In his last speech, Mario Draghi said that the policy conducted by the ECB right now (they are conducting a negative interest rates and QE policy) is working, but he asked for more time to see the results. Actually, the ECB is buying around 80 billion euros a month in order to try to increase inflation in the euro area while they keep interest rate in the negative area, that’s in the thin line between zero and negative growth. But, does this make sense? Is it enough to solve the problem?
We can see that part of the macroeconomic theory it’s being fulfilled, as the euro is weak, what in theory would boost exports and as a consequence, growth, but we’re not in a normal environment right now. There are major external forces affecting the EU, as the global economy is slowing down, and that makes the thing more difficult and not enough to solve the EU problem.
After 13 months of QE, and after having increased it quite since the first program conducted by the ECB, we have seen how inflation remained flat. The problem is, that despite the help of a low oil price, the Eurozone has not been able to grow at a stronger level in order to create inflation.
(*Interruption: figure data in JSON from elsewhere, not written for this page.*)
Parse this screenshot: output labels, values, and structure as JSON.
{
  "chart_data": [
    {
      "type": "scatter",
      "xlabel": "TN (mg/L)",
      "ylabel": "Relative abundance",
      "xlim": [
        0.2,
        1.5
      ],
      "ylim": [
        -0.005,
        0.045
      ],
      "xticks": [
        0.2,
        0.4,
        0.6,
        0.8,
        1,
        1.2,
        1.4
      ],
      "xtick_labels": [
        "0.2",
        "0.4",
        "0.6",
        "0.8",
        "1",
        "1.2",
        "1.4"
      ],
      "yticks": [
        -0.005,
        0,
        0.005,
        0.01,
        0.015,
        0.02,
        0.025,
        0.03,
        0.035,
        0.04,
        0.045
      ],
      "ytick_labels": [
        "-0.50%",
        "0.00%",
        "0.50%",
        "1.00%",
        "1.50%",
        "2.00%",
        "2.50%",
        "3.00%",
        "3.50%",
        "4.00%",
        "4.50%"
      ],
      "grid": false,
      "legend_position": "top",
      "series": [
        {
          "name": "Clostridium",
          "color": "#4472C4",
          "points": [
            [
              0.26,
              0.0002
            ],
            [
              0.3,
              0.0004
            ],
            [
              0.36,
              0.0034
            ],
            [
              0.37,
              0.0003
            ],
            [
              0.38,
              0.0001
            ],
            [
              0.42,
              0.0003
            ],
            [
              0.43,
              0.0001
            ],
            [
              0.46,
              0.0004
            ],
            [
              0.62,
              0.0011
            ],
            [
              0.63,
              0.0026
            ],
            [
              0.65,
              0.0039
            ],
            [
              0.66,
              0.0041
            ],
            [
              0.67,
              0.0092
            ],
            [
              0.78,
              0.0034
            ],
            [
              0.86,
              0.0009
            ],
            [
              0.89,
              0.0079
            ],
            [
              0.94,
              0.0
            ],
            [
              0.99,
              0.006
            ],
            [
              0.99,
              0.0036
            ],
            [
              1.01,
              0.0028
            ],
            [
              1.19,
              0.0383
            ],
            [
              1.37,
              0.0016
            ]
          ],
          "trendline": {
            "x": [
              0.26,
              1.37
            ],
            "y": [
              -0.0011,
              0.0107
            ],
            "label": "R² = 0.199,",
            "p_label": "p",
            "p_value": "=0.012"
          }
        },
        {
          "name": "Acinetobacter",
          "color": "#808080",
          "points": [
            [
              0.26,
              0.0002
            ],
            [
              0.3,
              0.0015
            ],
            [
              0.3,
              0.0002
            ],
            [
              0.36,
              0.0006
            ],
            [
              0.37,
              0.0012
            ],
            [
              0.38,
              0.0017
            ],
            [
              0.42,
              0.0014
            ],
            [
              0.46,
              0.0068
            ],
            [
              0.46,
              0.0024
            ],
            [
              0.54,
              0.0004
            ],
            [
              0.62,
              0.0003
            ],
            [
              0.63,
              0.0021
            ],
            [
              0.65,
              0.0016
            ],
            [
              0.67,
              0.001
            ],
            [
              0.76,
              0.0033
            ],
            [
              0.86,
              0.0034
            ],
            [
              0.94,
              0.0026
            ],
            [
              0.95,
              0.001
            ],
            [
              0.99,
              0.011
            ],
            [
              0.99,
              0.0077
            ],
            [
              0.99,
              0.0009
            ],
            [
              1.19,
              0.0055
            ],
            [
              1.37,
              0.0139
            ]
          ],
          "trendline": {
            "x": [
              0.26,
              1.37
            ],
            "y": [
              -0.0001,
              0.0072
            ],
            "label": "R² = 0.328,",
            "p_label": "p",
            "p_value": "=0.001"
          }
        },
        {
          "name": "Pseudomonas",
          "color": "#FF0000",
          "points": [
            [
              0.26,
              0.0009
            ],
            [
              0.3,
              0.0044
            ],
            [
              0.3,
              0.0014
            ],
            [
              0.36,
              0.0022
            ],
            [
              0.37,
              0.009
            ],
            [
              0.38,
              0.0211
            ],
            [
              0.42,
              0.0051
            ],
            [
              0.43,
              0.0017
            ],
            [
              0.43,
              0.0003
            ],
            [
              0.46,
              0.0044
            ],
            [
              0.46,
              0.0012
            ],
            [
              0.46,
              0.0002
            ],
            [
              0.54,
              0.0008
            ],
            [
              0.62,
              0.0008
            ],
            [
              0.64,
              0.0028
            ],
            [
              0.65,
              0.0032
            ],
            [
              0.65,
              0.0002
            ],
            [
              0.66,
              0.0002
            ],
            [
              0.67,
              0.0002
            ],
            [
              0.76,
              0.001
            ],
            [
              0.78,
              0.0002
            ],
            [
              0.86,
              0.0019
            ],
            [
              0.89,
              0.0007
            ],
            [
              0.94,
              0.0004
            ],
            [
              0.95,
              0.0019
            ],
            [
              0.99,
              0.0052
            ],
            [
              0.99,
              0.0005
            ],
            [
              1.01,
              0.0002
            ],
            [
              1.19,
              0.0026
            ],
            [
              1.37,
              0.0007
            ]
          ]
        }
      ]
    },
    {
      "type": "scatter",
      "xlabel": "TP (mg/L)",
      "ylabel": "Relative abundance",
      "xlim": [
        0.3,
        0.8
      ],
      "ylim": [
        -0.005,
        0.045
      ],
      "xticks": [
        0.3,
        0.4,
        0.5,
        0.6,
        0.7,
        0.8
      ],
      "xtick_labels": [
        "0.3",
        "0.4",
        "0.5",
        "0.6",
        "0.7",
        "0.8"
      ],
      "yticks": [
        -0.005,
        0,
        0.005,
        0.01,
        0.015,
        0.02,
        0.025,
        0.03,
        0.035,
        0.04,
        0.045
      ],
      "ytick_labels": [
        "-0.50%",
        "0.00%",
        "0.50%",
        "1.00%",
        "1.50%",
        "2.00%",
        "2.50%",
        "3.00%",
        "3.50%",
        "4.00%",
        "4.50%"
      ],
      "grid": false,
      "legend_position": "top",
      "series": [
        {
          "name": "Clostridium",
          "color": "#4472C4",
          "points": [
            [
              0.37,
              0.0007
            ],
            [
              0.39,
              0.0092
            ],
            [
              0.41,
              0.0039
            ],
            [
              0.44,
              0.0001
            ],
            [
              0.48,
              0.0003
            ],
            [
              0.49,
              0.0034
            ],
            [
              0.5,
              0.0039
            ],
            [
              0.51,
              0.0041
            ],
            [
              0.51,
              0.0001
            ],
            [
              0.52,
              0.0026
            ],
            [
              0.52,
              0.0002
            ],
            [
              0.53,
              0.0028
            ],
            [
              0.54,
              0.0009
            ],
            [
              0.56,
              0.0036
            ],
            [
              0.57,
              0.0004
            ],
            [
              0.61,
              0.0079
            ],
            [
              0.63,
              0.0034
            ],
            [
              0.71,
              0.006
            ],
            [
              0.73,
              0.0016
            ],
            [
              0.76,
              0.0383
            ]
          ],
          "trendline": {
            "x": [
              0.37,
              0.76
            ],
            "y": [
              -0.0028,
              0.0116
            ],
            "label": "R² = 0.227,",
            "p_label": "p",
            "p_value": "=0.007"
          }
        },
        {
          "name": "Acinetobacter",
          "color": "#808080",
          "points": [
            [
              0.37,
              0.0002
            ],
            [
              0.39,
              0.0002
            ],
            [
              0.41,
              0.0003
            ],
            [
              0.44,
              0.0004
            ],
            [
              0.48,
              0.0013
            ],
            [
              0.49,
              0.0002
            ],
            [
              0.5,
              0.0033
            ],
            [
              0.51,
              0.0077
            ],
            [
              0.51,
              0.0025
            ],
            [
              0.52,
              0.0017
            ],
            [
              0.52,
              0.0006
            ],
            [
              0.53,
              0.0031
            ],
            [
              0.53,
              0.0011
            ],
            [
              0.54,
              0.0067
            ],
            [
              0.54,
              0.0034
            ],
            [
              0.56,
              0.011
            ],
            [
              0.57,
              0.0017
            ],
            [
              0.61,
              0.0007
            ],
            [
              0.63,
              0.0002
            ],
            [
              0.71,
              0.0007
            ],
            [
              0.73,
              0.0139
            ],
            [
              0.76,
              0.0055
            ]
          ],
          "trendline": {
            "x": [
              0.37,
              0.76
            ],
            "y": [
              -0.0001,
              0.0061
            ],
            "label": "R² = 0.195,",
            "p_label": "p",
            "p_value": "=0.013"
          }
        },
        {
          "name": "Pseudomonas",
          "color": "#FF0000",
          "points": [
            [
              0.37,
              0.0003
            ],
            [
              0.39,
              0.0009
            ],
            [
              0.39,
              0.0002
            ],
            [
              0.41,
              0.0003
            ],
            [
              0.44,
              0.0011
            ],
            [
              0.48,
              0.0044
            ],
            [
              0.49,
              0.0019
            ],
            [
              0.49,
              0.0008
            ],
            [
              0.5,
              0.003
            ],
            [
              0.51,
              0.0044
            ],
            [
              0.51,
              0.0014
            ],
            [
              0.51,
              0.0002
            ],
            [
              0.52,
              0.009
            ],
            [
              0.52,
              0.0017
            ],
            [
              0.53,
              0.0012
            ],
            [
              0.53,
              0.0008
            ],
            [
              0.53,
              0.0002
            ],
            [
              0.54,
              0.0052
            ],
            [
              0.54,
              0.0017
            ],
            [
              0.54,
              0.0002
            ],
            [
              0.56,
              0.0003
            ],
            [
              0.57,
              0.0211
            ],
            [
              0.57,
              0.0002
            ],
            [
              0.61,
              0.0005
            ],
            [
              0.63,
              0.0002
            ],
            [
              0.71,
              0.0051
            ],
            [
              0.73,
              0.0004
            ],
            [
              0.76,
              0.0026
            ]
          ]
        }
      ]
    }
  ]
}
That’s really dangerous, as deflation will hurt revenues and as a consequence, stocks are going to be hit and so wealth as well, what will create ‘a trap’ as spending is going to decrease.
In my opinion, helicopter monetary policy makes sense right now. We must remember that the ECB objective is to maintain inflation at around a 2%, and it seems that the are not able to do it alone using the traditional weapons. I think that Draghi should think about boosting spending and consumption from citizens, so that’s why I think that helicopter monetary policy is a good idea right now. At the end of the day, we must remember that internal consumption is key in the Eurozone when we talk about growth.
On the other hand, Draghi is facing this problem alone. The EU need structural and fiscal reforms in order to help that expansive monetary policy, but this seems to be a ‘dark zone’, as it seems that governments are not disposed to help at the moment.
For all those reasons, I think that European stocks have lost momentum and are not a good idea to invest in it until macroeconomic data show stronger growth or the ECB decides to change its mind (or governments decide to join the ECB and stimulate the economy via an expanding fiscal policy). We’ll also see during this year the impact of FX in earnings, what joint with all other forces can be a hard hit to European companies. But what worries me the most is the possibility of a stagnation in the European economy, what will happen in the mid term if things keep going like until now.